Il se rappela confusément, à travers cette crainte, le conseil du philosophe ancien, un sujet de version classique: «Quand tu reviens chez toi après une longue absence, attends-toi à trouver ton champ dévasté, ta maison brûlée, tes enfants morts. Et si rien de tout cela n'est arrivé, tu seras heureux. Et si cela est arrivé, tu seras préparé.»
Il n'était plus qu'à deux cents pas de la Terrasse, qui lui était cachée par un coude du chemin.
A ce moment, la plainte une fois encore se fit entendre, plus longue, plus désespérée. Une voix grêle distinctement criait, avec un prolongement infini de la seconde syllabe: «Maman! maman!»

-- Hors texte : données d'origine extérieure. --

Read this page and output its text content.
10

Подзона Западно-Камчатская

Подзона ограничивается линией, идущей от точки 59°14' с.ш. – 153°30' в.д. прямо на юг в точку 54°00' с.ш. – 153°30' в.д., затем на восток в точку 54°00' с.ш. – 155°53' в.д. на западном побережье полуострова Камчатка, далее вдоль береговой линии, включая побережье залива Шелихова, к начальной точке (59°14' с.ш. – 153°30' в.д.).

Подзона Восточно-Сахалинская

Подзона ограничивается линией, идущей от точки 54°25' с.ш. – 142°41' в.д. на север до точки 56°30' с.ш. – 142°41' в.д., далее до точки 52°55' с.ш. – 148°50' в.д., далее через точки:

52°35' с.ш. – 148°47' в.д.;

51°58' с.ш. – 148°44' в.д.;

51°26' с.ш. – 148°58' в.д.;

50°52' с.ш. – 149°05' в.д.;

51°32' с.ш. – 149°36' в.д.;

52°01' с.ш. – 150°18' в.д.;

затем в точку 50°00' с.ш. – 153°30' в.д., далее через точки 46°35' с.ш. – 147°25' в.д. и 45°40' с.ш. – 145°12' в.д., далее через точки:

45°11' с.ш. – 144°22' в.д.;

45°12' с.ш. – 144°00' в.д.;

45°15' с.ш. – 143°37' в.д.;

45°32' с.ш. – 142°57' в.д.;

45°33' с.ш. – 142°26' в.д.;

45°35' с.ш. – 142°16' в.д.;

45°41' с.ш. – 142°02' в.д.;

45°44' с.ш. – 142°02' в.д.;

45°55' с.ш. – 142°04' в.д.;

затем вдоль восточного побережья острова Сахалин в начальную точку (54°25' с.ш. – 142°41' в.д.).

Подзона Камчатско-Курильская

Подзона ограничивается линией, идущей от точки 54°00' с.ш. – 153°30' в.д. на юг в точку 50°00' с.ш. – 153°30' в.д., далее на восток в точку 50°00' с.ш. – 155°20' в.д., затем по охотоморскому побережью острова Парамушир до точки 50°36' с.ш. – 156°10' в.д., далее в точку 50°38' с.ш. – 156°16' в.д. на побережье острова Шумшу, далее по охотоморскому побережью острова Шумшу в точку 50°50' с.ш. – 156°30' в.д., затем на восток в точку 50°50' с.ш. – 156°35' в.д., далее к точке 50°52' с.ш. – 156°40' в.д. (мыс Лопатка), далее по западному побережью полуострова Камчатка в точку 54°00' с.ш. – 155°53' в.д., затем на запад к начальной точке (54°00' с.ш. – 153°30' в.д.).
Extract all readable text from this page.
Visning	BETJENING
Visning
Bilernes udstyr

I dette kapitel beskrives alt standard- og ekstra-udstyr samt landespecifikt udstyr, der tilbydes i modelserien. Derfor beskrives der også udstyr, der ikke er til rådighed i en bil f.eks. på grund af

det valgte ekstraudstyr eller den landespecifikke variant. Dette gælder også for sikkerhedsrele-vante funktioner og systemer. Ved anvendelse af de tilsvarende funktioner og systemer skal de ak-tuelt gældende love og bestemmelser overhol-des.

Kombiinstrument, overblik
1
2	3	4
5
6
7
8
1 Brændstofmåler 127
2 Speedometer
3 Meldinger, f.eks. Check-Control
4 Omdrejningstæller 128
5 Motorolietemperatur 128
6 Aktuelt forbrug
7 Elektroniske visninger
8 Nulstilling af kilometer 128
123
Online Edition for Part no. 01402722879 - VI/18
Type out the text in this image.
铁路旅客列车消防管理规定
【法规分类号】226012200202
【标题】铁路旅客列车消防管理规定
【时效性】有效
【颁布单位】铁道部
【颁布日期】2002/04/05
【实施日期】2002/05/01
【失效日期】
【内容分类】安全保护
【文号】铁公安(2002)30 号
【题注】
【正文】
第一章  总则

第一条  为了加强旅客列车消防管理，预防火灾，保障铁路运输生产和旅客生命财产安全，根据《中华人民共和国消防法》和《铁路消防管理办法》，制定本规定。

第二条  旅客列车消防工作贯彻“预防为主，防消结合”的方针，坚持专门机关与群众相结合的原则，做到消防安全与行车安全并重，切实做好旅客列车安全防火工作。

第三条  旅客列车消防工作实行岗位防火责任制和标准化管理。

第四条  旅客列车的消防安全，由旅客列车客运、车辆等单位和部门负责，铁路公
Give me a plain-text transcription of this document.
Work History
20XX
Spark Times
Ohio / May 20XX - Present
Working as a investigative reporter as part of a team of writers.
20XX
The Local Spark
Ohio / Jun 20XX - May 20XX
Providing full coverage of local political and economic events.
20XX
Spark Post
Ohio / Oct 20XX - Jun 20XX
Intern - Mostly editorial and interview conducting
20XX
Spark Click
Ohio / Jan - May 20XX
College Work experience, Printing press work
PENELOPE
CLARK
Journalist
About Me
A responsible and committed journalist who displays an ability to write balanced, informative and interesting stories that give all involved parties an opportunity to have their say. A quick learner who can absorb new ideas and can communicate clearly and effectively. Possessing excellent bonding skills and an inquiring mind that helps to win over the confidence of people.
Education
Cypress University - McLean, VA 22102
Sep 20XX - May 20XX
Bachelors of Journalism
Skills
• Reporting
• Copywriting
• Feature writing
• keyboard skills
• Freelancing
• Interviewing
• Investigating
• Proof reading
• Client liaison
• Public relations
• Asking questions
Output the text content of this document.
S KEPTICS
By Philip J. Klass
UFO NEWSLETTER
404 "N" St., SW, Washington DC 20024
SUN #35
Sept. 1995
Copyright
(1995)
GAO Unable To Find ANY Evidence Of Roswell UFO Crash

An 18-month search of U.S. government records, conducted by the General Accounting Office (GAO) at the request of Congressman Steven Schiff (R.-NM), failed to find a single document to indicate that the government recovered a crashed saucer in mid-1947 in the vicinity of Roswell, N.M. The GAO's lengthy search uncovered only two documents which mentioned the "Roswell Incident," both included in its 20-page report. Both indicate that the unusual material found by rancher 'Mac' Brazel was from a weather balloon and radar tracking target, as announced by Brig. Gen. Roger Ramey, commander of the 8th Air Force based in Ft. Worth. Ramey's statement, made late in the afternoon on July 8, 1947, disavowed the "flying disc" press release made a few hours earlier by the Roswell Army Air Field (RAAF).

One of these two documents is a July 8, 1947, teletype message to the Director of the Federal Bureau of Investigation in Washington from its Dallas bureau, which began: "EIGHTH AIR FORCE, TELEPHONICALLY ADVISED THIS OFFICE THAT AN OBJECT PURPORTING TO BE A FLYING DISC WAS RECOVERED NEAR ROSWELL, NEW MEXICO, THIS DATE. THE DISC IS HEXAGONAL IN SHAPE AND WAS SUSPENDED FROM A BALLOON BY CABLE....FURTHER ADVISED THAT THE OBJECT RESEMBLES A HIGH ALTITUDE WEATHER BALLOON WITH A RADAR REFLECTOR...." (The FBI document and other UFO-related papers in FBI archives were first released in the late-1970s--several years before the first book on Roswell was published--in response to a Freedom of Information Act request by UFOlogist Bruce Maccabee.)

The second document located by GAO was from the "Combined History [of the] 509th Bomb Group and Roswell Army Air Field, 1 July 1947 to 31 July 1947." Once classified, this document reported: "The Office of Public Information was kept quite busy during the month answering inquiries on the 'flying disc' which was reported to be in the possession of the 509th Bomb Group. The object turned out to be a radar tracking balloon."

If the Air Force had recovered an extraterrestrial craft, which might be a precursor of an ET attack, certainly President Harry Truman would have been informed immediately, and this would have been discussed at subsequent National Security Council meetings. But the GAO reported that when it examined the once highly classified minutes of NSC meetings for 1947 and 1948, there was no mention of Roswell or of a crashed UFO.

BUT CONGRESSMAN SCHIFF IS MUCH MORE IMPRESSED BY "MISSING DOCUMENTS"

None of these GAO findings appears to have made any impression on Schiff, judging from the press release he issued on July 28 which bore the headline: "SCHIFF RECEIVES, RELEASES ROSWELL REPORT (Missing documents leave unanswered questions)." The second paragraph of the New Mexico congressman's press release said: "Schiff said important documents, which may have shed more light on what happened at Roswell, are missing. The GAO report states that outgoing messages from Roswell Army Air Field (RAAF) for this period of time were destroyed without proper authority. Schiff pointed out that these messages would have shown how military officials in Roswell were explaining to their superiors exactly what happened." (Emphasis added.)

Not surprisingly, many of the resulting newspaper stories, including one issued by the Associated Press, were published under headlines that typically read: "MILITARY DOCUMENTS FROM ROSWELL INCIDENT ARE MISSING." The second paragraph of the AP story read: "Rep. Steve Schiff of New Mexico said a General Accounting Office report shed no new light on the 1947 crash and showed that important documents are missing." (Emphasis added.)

—Mais, c'est Georges! cria-t-il.
Il voulut courir et, se sentant défaillir, il dut s'appuyer contre un mur.
—Voyons, voyons, du calme, je deviens fou, parole d'honneur! Pourquoi Georges appellerait-il sa mère? C'est impossible! il dort à cette heure... Si elle était... si elle était morte... eh bien, il y aurait quelqu'un, ne fût-ce que sa bonne, pour l'empêcher de crier!... Assurément, j'ai la fièvre.
Le cri recommençait: «Maman!»
Pauvre petit cri enfantin que le mistral roulait aussitôt dans sa vague, comme la mer roule un liège perdu... Il surnageait pourtant au-dessus du grand murmure de l'eau et du vent, et il assombrissait la nuit, il attristait tout cet infini...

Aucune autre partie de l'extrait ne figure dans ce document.